Illinois saw largely blue in Tuesday's election results, with Democrats taking offices for the governor, comptroller and attorney general, flipping two U.S. Congressional seats and fortifying a hold on the state House.
The Chicago Tribune observed the morning after the election that Illinois "looks much different" after the 2018 midterms.
Much of the attention was seized by Democrat Gov.-elect J.B. Pritzker, in his successful bid for governor following a far-from-smooth campaign.
In May 2017, the Chicago Sun-Times reported Pritzker scored a $230,000 property tax break after he allowed a historic mansion he purchased next door to his home on the city’s Gold Coast to fall into disrepair, claiming it was “uninhabitable.”

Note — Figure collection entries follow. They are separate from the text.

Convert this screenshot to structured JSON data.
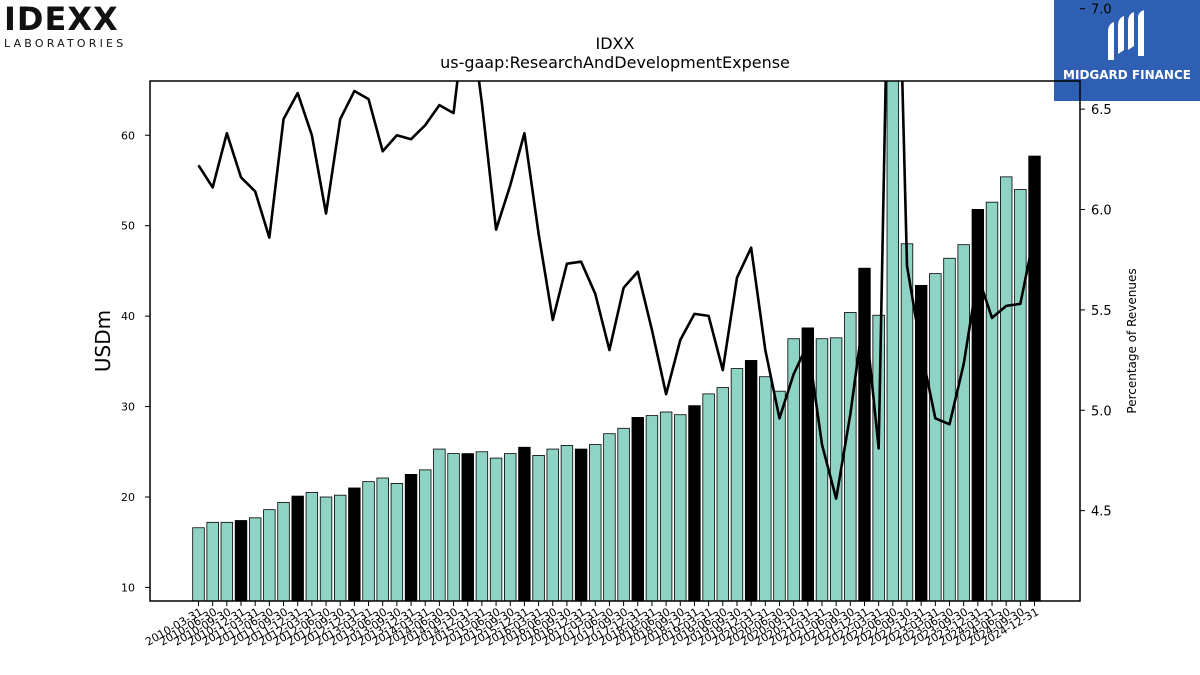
{
  "logos": {
    "left_brand": "IDEXX",
    "left_sub": "LABORATORIES",
    "right_name": "MIDGARD FINANCE"
  },
  "chart_data": {
    "type": "bar",
    "title": "IDXX",
    "subtitle": "us-gaap:ResearchAndDevelopmentExpense",
    "ylabel": "USDm",
    "y2label": "Percentage of Revenues",
    "ylim": [
      8.5,
      66
    ],
    "y2lim": [
      4.05,
      6.64
    ],
    "yticks": [
      10,
      20,
      30,
      40,
      50,
      60
    ],
    "y2ticks": [
      4.5,
      5.0,
      5.5,
      6.0,
      6.5,
      7.0
    ],
    "colors": {
      "quarter": "#8fd3c5",
      "fiscal_year": "#000000",
      "line": "#000000"
    },
    "categories": [
      "2010-03-31",
      "2010-06-30",
      "2010-09-30",
      "2010-12-31",
      "2011-03-31",
      "2011-06-30",
      "2011-09-30",
      "2011-12-31",
      "2012-03-31",
      "2012-06-30",
      "2012-09-30",
      "2012-12-31",
      "2013-03-31",
      "2013-06-30",
      "2013-09-30",
      "2013-12-31",
      "2014-03-31",
      "2014-06-30",
      "2014-09-30",
      "2014-12-31",
      "2015-03-31",
      "2015-06-30",
      "2015-09-30",
      "2015-12-31",
      "2016-03-31",
      "2016-06-30",
      "2016-09-30",
      "2016-12-31",
      "2017-03-31",
      "2017-06-30",
      "2017-09-30",
      "2017-12-31",
      "2018-03-31",
      "2018-06-30",
      "2018-09-30",
      "2018-12-31",
      "2019-03-31",
      "2019-06-30",
      "2019-09-30",
      "2019-12-31",
      "2020-03-31",
      "2020-06-30",
      "2020-09-30",
      "2020-12-31",
      "2021-03-31",
      "2021-06-30",
      "2021-09-30",
      "2021-12-31",
      "2022-03-31",
      "2022-06-30",
      "2022-09-30",
      "2022-12-31",
      "2023-03-31",
      "2023-06-30",
      "2023-09-30",
      "2023-12-31",
      "2024-03-31",
      "2024-06-30",
      "2024-09-30",
      "2024-12-31"
    ],
    "values": [
      16.6,
      17.2,
      17.2,
      17.4,
      17.7,
      18.6,
      19.4,
      20.1,
      20.5,
      20.0,
      20.2,
      21.0,
      21.7,
      22.1,
      21.5,
      22.5,
      23.0,
      25.3,
      24.8,
      24.8,
      25.0,
      24.3,
      24.8,
      25.5,
      24.6,
      25.3,
      25.7,
      25.3,
      25.8,
      27.0,
      27.6,
      28.8,
      29.0,
      29.4,
      29.1,
      30.1,
      31.4,
      32.1,
      34.2,
      35.1,
      33.3,
      31.7,
      37.5,
      38.7,
      37.5,
      37.6,
      40.4,
      45.3,
      40.1,
      70.0,
      48.0,
      43.4,
      44.7,
      46.4,
      47.9,
      51.8,
      52.6,
      55.4,
      54.0,
      57.7
    ],
    "fiscal_year_bar": [
      false,
      false,
      false,
      true,
      false,
      false,
      false,
      true,
      false,
      false,
      false,
      true,
      false,
      false,
      false,
      true,
      false,
      false,
      false,
      true,
      false,
      false,
      false,
      true,
      false,
      false,
      false,
      true,
      false,
      false,
      false,
      true,
      false,
      false,
      false,
      true,
      false,
      false,
      false,
      true,
      false,
      false,
      false,
      true,
      false,
      false,
      false,
      true,
      false,
      false,
      false,
      true,
      false,
      false,
      false,
      true,
      false,
      false,
      false,
      true
    ],
    "line_series": {
      "name": "Percentage of Revenues",
      "values": [
        6.22,
        6.11,
        6.38,
        6.16,
        6.09,
        5.86,
        6.45,
        6.58,
        6.37,
        5.98,
        6.45,
        6.59,
        6.55,
        6.29,
        6.37,
        6.35,
        6.42,
        6.52,
        6.48,
        7.07,
        6.53,
        5.9,
        6.12,
        6.38,
        5.88,
        5.45,
        5.73,
        5.74,
        5.58,
        5.3,
        5.61,
        5.69,
        5.4,
        5.08,
        5.35,
        5.48,
        5.47,
        5.2,
        5.66,
        5.81,
        5.3,
        4.96,
        5.18,
        5.33,
        4.83,
        4.56,
        4.98,
        5.5,
        4.81,
        8.5,
        5.72,
        5.3,
        4.96,
        4.93,
        5.23,
        5.67,
        5.46,
        5.52,
        5.53,
        5.88
      ]
    }
  }
}
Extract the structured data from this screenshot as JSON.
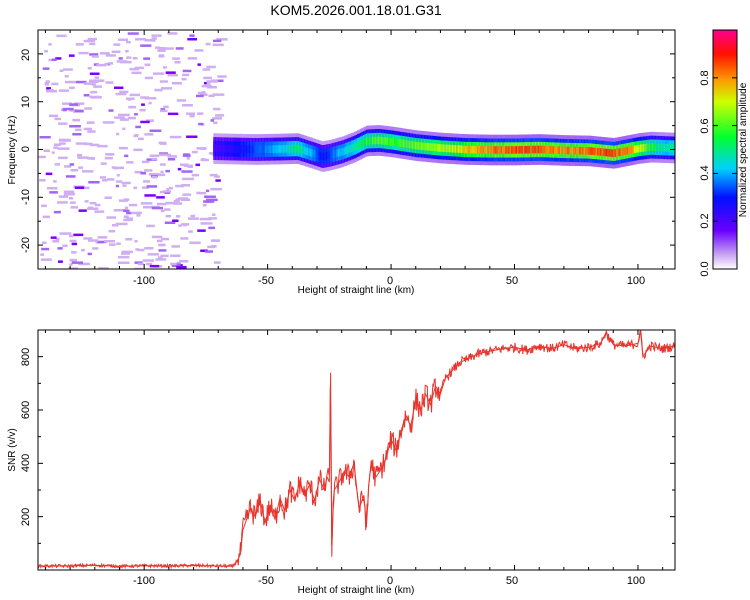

More than one news outlet pointed out that Pritzker's progressive income tax plan will hit the middle class hard and that the spending programs and revenue-generating ideas that Pritzker did talk about would cost at least $18 billion.
His coziness with Illinois' powerful state House Speaker Michael Madigan (D-Chicago) was called an "unholy union" that Republicans warned would lead to an income tax hike that state residents could ill afford.
None of those points was brought up after the polls closed Tuesday night and it soon was apparent Pritzker had won his race. Pritzker told supporters to "make no small plans for Illinois" once he takes over as Illinois governor.
As part of his victory speech, Pritzker appeared to jab at the nation's Republican President Donald Trump when he urged supporters to ignore social media "tirades."
"This moment demands that Americans rededicate themselves not only to the rights and privileges of citizenship but to the responsibilities of it," Pritzker said after Gov. Rauner conceded the election less than an hour after the polls closed. "It demands we reject red-hat slogans and Twitter tirades."
In his concession speech, Rauner urged Illinoisans "to come together and unite."
"We stand as citizens of Illinois, not Republicans or Democrats," Rauner said. "Put aside partisan politics and move forward. There is so much work to be done. So much progress made in the last four years and we can’t let that end."
Meanwhile, Democrats managed to flip two U.S. Congressional seats, District 14 and District 6. The Democrats took the former with a win by Lauren Underwood of Naperville over the four-term Republican incumbent Randy Hultgren.
In the 6th U.S. Congressional District, incumbent Congressman Peter Roskam lost to Democrat and green energy entrepreneur Sean Casten.
Republican U.S. House Rep. Adam Kinzinger held onto his 16th District seat, taking almost 60 percent of the vote over Democrat challenger Sara Dady.
In the race for Illinois Attorney General, Republican Erika Harold waited until a third of the ballots were counted before conceding to her opponent, state Sen. Kwame Raoul (D-Chicago).
In the race for state Comptroller, Democrat Susana Mendoza prevailed over Republican Darlene Senger.
In the Illinois state House, Democrats widened control, holding 71 seats in the 118-seat chamber, a 61 percent advantage where it takes more than a three-fifths majority to override a governor's veto.